Although it hurts, I’m glad I have the opportunity to watch him play again, especially if Vikings fans accept the certain disasters along with the potential successes.

Right? I have enjoyed watching the Favre saga unfold, for these reasons, and for a few more. Basically, Minneapolis is different than St. Paul, or Duluth, or the Dakotas or Wisconsin or anywhere else in the Upper Midwest in one critical way: it is a city of mercenaries. It is a place people come to from elsewhere with the intention of making a better life for themselves. I came from Louisville; Herbach and Steph came from Wisconsin and Iowa.

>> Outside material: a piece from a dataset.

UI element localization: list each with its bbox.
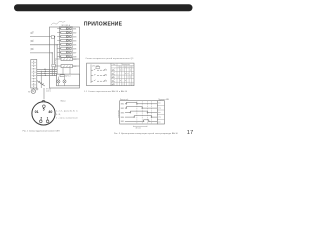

In your day-to-day experiences in Minneapolis, you don’t meet a lot of native Minneapolitans. You meet a lot of what are called transplants. St. Paul is full of people that grew up in St. Paul and know the neighborhoods, but not so much with Minneapolis proper. Sure, you do meet a few Minneapolis “city kids,” as I like calling them, but mostly, you meet people like Brett Favre, who loved Wisconsin but couldn’t find a way to make it work, lit off for New York, crashed and burned, and then found a home for themselves here in the City of Lakes. Minneapolis is where the drama queens and burnouts and weirdos and misfits of the Upper Midwest wind up. It’s a city full of people that secretly suspect they don’t belong here, that they’re not Minneapolis enough, because didn’t go to South High, or because they didn’t go to Oarjokefolkopus or First Avenue when they were teenagers, or because they came from the suburbs, or from outstate. They came from the Iron Range or Fargo-Moorhead or Bloomington or White Bear Lake or Collegeville. Or, farther afield, they came in from Chicago or California or the Pacific Northwest or Mexico or Somalia. But god dammit, we accept each other. We accept each other and Johnny-come-latelies like Favre because that’s who most of us are.

If Brett Favre is not one of us, than none of us are. That’s got to count for something.